Just take a look at windows on those new qualcomn chips - when they do the translation, the performance is underwhelming to say the least.

Yes, it will improve, but it currently does not exist outside of Apple.

[–] Lemzlez@lemmy.world 7 points 1 month ago (11 children)

And perform terribly because it’d have to emulate x86 because there’s no native ARM games (for Windows).

There’s no way there’ll be an ARM steam deck, unless valve wants to build an android gaming handheld for some reason.

[–] Lemzlez@lemmy.world 3 points 2 months ago

IIRC MySql inherits that behaviour when running on windows (or at least older versions do)

That was a real fun time when switching OS

[–] Lemzlez@lemmy.world 5 points 2 months ago (1 children)

I looked into distros using plasma 6 for a bit, but decided it wasn’t worth the hassle. It’s also a not trivial boot setup (dual boot with w11 and bitlocker + LUKS + secureboot) and the (k)ubuntu installer just handled it flawlessly (meaning not having to enter my bitlocker key on every boot)

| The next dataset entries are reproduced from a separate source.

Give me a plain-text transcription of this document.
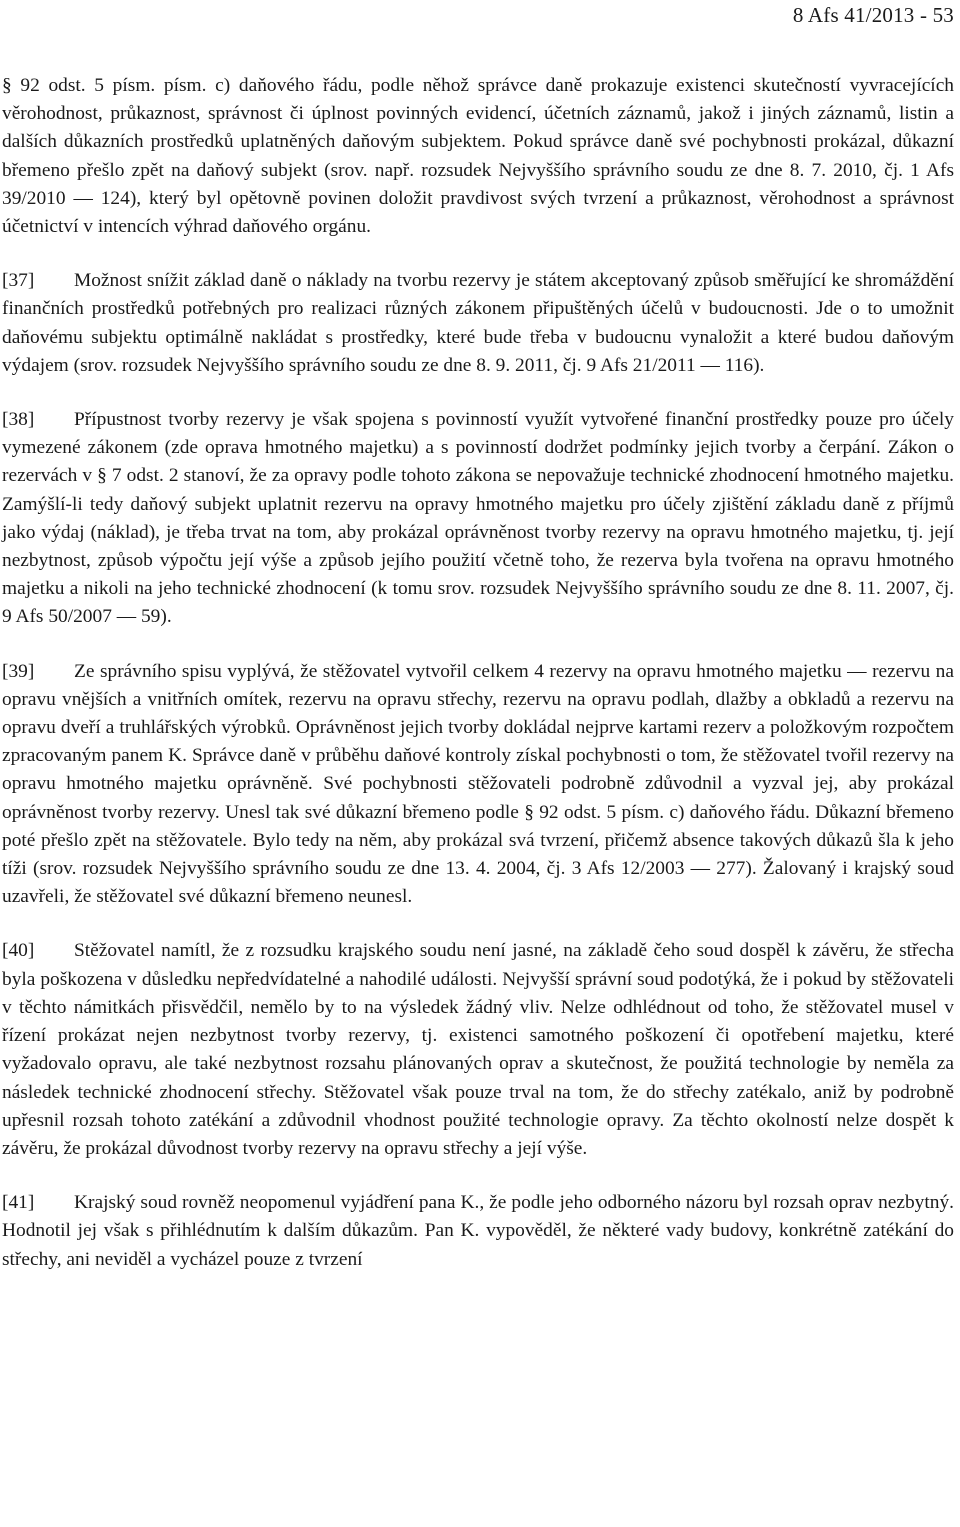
8 Afs 41/2013 - 53

§ 92 odst. 5 písm. písm. c) daňového řádu, podle něhož správce daně prokazuje existenci skutečností vyvracejících věrohodnost, průkaznost, správnost či úplnost povinných evidencí, účetních záznamů, jakož i jiných záznamů, listin a dalších důkazních prostředků uplatněných daňovým subjektem. Pokud správce daně své pochybnosti prokázal, důkazní břemeno přešlo zpět na daňový subjekt (srov. např. rozsudek Nejvyššího správního soudu ze dne 8. 7. 2010, čj. 1 Afs 39/2010 — 124), který byl opětovně povinen doložit pravdivost svých tvrzení a průkaznost, věrohodnost a správnost účetnictví v intencích výhrad daňového orgánu.

[37] Možnost snížit základ daně o náklady na tvorbu rezervy je státem akceptovaný způsob směřující ke shromáždění finančních prostředků potřebných pro realizaci různých zákonem připuštěných účelů v budoucnosti. Jde o to umožnit daňovému subjektu optimálně nakládat s prostředky, které bude třeba v budoucnu vynaložit a které budou daňovým výdajem (srov. rozsudek Nejvyššího správního soudu ze dne 8. 9. 2011, čj. 9 Afs 21/2011 — 116).

[38] Přípustnost tvorby rezervy je však spojena s povinností využít vytvořené finanční prostředky pouze pro účely vymezené zákonem (zde oprava hmotného majetku) a s povinností dodržet podmínky jejich tvorby a čerpání. Zákon o rezervách v § 7 odst. 2 stanoví, že za opravy podle tohoto zákona se nepovažuje technické zhodnocení hmotného majetku. Zamýšlí-li tedy daňový subjekt uplatnit rezervu na opravy hmotného majetku pro účely zjištění základu daně z příjmů jako výdaj (náklad), je třeba trvat na tom, aby prokázal oprávněnost tvorby rezervy na opravu hmotného majetku, tj. její nezbytnost, způsob výpočtu její výše a způsob jejího použití včetně toho, že rezerva byla tvořena na opravu hmotného majetku a nikoli na jeho technické zhodnocení (k tomu srov. rozsudek Nejvyššího správního soudu ze dne 8. 11. 2007, čj. 9 Afs 50/2007 — 59).

[39] Ze správního spisu vyplývá, že stěžovatel vytvořil celkem 4 rezervy na opravu hmotného majetku — rezervu na opravu vnějších a vnitřních omítek, rezervu na opravu střechy, rezervu na opravu podlah, dlažby a obkladů a rezervu na opravu dveří a truhlářských výrobků. Oprávněnost jejich tvorby dokládal nejprve kartami rezerv a položkovým rozpočtem zpracovaným panem K. Správce daně v průběhu daňové kontroly získal pochybnosti o tom, že stěžovatel tvořil rezervy na opravu hmotného majetku oprávněně. Své pochybnosti stěžovateli podrobně zdůvodnil a vyzval jej, aby prokázal oprávněnost tvorby rezervy. Unesl tak své důkazní břemeno podle § 92 odst. 5 písm. c) daňového řádu. Důkazní břemeno poté přešlo zpět na stěžovatele. Bylo tedy na něm, aby prokázal svá tvrzení, přičemž absence takových důkazů šla k jeho tíži (srov. rozsudek Nejvyššího správního soudu ze dne 13. 4. 2004, čj. 3 Afs 12/2003 — 277). Žalovaný i krajský soud uzavřeli, že stěžovatel své důkazní břemeno neunesl.

[40] Stěžovatel namítl, že z rozsudku krajského soudu není jasné, na základě čeho soud dospěl k závěru, že střecha byla poškozena v důsledku nepředvídatelné a nahodilé události. Nejvyšší správní soud podotýká, že i pokud by stěžovateli v těchto námitkách přisvědčil, nemělo by to na výsledek žádný vliv. Nelze odhlédnout od toho, že stěžovatel musel v řízení prokázat nejen nezbytnost tvorby rezervy, tj. existenci samotného poškození či opotřebení majetku, které vyžadovalo opravu, ale také nezbytnost rozsahu plánovaných oprav a skutečnost, že použitá technologie by neměla za následek technické zhodnocení střechy. Stěžovatel však pouze trval na tom, že do střechy zatékalo, aniž by podrobně upřesnil rozsah tohoto zatékání a zdůvodnil vhodnost použité technologie opravy. Za těchto okolností nelze dospět k závěru, že prokázal důvodnost tvorby rezervy na opravu střechy a její výše.

[41] Krajský soud rovněž neopomenul vyjádření pana K., že podle jeho odborného názoru byl rozsah oprav nezbytný. Hodnotil jej však s přihlédnutím k dalším důkazům. Pan K. vypověděl, že některé vady budovy, konkrétně zatékání do střechy, ani neviděl a vycházel pouze z tvrzení
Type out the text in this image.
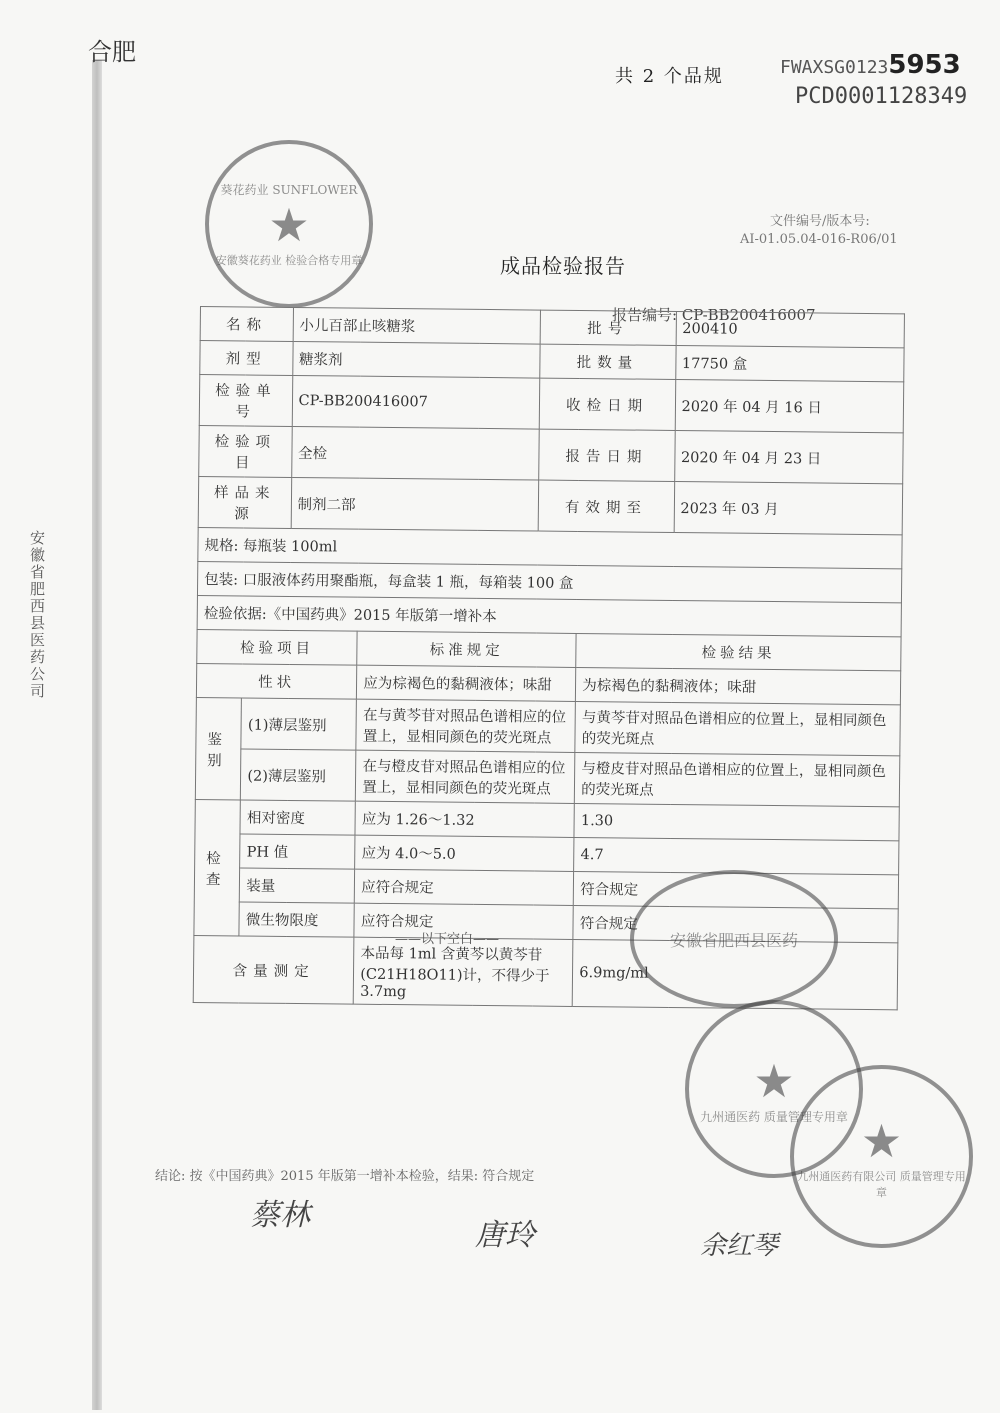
合肥
共 2 个品规	FWAXSG01235953
PCD0001128349
安徽省肥西县医药公司
文件编号/版本号:
AI-01.05.04-016-R06/01
葵花药业 SUNFLOWER
★
安徽葵花药业 检验合格专用章	成品检验报告
报告编号: CP-BB200416007
名称		小儿百部止咳糖浆		批号		200410
剂型		糖浆剂		批数量		17750 盒
检验单号		CP-BB200416007		收检日期		2020 年 04 月 16 日
检验项目		全检		报告日期		2020 年 04 月 23 日
样品来源		制剂二部		有效期至		2023 年 03 月
规格: 每瓶装 100ml						
包装: 口服液体药用聚酯瓶，每盒装 1 瓶，每箱装 100 盒						
检验依据:《中国药典》2015 年版第一增补本						
检验项目			标准规定		检验结果	
性状			应为棕褐色的黏稠液体；味甜		为棕褐色的黏稠液体；味甜	
鉴别	(1)薄层鉴别		在与黄芩苷对照品色谱相应的位置上，显相同颜色的荧光斑点		与黄芩苷对照品色谱相应的位置上，显相同颜色的荧光斑点	
	(2)薄层鉴别		在与橙皮苷对照品色谱相应的位置上，显相同颜色的荧光斑点		与橙皮苷对照品色谱相应的位置上，显相同颜色的荧光斑点	
检查	相对密度		应为 1.26～1.32		1.30	
	PH 值		应为 4.0～5.0		4.7	
	装量		应符合规定		符合规定	
	微生物限度		应符合规定		符合规定	
含量测定			本品每 1ml 含黄芩以黄芩苷(C21H18O11)计，不得少于 3.7mg		6.9mg/ml	
——以下空白——	安徽省肥西县医药
★
九州通医药 质量管理专用章 ★
九州通医药有限公司 质量管理专用章
结论: 按《中国药典》2015 年版第一增补本检验，结果: 符合规定
蔡林
唐玲	余红琴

Works fine for me (except some weird locale issue, but I knew that in advance)

[–] Lemzlez@lemmy.world 34 points 2 months ago (9 children)

Those are so legit sounding I didn’t even realise until the second part of your comment those weren’t real.

Granted, I just slap kubuntu on everything because I’m used to managing ubuntu servers and like kde, so my distro knowledge is limited, but still

[–] Lemzlez@lemmy.world 5 points 4 months ago

.eu and your local tld are often quite a bit cheaper too!

[–] Lemzlez@lemmy.world -1 points 4 months ago (1 children)

Pretty much - I’m too stupid to write my own mouse drivers for the mouse I use so all the buttons work 😎

[–] Lemzlez@lemmy.world 1 points 5 months ago

Wireguard (which is what tailscale is built on) doesn’t even require you to open ports on both sides.

Set up wireguard on a vps first, where it is accessible, then set it up from within your network. It’ll traverse NAT and everything, and you don’t have to open a port on your network.

Tailscale is the exact same thing, just easier because it does everything for you (key generation, routing, …). Their service replaces your vps, up to you if you think that’s acceptable or not. IMHO, wireguard is worth learning at least. I eventually (partially) switched to tailscale because I’m lazy, and all services I host have authentication anyway, with vpn just being a second layer.

[–] Lemzlez@lemmy.world 4 points 7 months ago

How? The sublinks devs started the project just because they didn’t want to work on Lemmy for whatever reason. If they did, they would have worked on Lemmy. It’s either Lemmy AND Sublinks, or Just Lemmy with the same developers.

Having multiple implementations is a good thing, regardless of what language they use. They all implement the same protocol, should be (mostly) compatible, and can learn from (and compete with) each other.

Look at other OSS. There’s so many Linux distributions, Why doesn’t everyone just work on a single one?

Because everyone has a slightly different view on things. This makes the OSS community stronger.